How to treat a chalazion
Although it might not be the explosive popping quick fix you were hoping for, the very best way to get rid of a chalazion is to help to speed up the natural healing process.
Let us explain how:
Run a bowl of hot water. It shouldn’t be too hot though – and most certainly not boiling. Aim for the same temperature you’d go for if you were having a hot bath.
Get a clean face cloth and soak it in the water. It’s important that it is clean as any cleaning products (soap etc) can irritate the eyes further.
Ring most of the water out of the cloth and place the warm and damp cloth over the affected eye. Keep it there for around 15 minutes – renewing the heat by submerging and ringing-out again whenever you feel it cooling down.

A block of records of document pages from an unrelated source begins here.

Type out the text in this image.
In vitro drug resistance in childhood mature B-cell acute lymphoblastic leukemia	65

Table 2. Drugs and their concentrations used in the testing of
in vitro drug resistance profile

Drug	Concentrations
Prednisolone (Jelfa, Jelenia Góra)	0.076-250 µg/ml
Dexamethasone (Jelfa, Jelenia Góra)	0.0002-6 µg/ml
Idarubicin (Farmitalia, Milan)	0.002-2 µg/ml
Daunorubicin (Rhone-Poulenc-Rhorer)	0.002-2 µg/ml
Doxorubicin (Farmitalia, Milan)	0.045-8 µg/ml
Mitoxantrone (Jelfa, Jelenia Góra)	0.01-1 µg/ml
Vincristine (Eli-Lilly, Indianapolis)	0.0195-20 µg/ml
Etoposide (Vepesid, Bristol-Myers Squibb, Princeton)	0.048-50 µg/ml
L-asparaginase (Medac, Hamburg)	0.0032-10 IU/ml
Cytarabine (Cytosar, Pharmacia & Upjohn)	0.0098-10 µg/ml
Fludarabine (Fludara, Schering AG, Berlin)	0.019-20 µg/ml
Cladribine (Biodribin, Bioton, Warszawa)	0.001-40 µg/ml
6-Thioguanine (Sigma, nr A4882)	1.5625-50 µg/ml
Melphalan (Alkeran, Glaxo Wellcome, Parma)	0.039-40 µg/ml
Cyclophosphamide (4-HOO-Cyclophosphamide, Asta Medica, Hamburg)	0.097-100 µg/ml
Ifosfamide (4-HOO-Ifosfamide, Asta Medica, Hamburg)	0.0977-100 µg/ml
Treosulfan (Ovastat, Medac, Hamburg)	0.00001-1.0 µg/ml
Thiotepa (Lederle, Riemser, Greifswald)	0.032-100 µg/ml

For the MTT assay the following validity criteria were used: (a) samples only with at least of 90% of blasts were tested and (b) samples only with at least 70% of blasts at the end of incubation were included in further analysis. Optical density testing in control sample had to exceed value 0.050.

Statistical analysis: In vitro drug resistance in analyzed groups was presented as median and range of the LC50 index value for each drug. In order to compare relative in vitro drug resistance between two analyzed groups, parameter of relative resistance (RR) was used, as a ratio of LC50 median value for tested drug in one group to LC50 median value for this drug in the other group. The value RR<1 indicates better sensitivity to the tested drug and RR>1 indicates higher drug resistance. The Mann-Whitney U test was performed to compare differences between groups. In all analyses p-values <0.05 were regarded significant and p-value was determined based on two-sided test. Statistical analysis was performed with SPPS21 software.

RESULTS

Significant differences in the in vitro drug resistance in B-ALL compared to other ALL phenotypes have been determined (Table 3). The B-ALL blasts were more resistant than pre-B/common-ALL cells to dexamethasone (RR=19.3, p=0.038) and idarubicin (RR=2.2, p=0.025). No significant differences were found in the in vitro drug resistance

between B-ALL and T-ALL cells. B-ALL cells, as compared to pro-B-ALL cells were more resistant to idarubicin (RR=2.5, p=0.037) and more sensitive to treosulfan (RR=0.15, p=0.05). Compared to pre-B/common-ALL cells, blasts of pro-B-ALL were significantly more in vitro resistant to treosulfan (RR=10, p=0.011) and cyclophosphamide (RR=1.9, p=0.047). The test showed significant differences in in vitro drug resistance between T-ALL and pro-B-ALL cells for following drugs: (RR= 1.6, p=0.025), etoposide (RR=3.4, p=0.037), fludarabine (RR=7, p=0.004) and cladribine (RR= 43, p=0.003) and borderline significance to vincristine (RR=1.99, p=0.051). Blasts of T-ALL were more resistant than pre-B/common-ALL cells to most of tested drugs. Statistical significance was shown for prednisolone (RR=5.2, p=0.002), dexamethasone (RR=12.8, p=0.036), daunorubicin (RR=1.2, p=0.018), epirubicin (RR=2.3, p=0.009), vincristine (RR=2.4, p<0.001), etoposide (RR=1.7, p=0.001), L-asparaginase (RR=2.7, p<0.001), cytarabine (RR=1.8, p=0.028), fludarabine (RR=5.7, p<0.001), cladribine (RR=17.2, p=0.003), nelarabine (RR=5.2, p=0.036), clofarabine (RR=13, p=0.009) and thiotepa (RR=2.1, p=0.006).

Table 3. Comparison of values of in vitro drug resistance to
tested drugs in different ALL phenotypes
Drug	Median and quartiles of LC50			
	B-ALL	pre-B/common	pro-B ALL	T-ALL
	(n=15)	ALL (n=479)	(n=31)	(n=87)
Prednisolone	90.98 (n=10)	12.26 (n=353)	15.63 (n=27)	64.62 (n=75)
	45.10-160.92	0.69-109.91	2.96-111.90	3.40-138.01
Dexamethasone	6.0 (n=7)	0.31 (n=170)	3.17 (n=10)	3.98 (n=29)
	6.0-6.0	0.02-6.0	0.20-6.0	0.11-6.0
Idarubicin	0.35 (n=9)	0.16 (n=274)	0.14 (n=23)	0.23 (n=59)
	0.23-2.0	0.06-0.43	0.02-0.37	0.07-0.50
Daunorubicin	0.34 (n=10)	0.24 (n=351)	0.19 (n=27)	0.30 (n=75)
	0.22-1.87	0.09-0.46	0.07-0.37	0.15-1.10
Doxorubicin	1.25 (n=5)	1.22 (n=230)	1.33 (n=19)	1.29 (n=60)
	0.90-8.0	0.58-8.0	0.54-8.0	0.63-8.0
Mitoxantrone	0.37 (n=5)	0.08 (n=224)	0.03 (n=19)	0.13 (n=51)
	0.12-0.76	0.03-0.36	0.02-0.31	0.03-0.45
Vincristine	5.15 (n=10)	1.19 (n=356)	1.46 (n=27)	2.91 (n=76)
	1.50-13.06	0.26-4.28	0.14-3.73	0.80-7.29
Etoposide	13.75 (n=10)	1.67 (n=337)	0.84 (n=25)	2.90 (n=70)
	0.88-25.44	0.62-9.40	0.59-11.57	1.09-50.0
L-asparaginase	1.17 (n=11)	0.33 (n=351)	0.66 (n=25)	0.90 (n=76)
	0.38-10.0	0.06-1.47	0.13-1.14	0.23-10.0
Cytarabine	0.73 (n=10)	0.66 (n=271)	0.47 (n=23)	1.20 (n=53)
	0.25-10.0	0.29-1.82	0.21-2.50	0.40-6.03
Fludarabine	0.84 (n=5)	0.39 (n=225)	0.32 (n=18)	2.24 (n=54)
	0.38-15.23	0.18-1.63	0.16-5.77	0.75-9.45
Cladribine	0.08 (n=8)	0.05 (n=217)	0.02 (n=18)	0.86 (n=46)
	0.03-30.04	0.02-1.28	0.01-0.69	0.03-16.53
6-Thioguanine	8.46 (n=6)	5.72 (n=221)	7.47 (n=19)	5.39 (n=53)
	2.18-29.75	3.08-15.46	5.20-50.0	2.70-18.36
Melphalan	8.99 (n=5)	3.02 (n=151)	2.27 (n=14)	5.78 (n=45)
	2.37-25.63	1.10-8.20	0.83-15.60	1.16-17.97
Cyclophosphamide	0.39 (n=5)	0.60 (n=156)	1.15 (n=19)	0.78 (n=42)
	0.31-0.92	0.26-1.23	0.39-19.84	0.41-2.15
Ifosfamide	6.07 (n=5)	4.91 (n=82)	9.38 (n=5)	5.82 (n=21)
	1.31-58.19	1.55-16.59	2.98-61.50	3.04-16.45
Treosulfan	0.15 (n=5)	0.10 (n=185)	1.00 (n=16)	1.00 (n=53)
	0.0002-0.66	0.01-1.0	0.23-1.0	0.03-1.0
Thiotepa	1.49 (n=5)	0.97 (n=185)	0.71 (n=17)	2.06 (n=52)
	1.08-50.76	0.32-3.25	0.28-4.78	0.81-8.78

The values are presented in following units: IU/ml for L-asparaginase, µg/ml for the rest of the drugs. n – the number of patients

After you’ve held the hot compress over your eye you should try to massage the chalazion. You can do so from either side of the eyelid – but you should make sure your hands are very clean when you’re doing so.
Again, you might be tempted to squeeze – but don’t, it won’t pop and it’s probably just going to hurt.
You should use this hot cloth compress technique anywhere between 3-7 times a day. Each time making sure to use a clean cloth and to massage with clean hands.
By applying a hot compress as frequently as possible you help the body to naturally break down the pus or oil that’s trapped inside the chalazion. You’re likely to see the chalazion reducing in size itself, but it might form a head similar to a pimple – which then pops of its own accord.
Is an overnight fix possible?
In truth, it’s likely to take more than the 12 hours overnight to rid yourself of a chalazion completely – however, you can expect to see some significant reduction in the redness and swelling if you hot compress and massage as suggested.
Since a chalazion is generally totally painless and the cosmetic impact is the part that’s the most unpleasant, most chalazia sufferers will be happy with this outcome.
What if you see no change?
If you’ve tried the hot compress and massage technique for 2-3 days and you’re not seeing any reduction in the redness, swelling or size of the chalazia, it might be a good time to see a doctor.
In some very rare instances, a chalazion can grow – sometimes quickly. If this is the case, or you start to see redness spread into your eye, you should see your doctor as quickly as possible. While it’s unlikely to be anything serious, it’s always worth getting things like this checked out for your own peace of mind – especially if there’s a hint of any spreading infection.
What will a doctor do?
Your doctor will take one of two probably courses of action to rid you of a chalazion. The first method involves a steroid based cream that will work to reduce the swelling and help the body breakdown the fluid inside the chalazion.
However, if you’re experiencing any significant discomfort, a doctor may drain the chalazion – applying a numbing anaesthetic cream and making a tiny incision, before massaging out any oil or pus. While this might sound like a quick fix, you’ll find that most doctors are keen to pursue the cream option before resorting to wielding anything sharp around your eye!
While you’re healing
It’s well worth avoiding heavy makeup and scented cosmetics near to your eyes while you’re healing. Your eyes generally do a very good job of keeping themselves clean – however, your doctor might suggest some eye drops that will make certain this is the case.
And – to prevent any reoccurrence going forward, it’s worth making absolutely sure your hands are always clean, old make-up and brushes are discarded after 6 months or so – and contact lenses are handled as hygienically as possible. You can’t always prevent styes and chalazia – but you can stack the odds in your favour.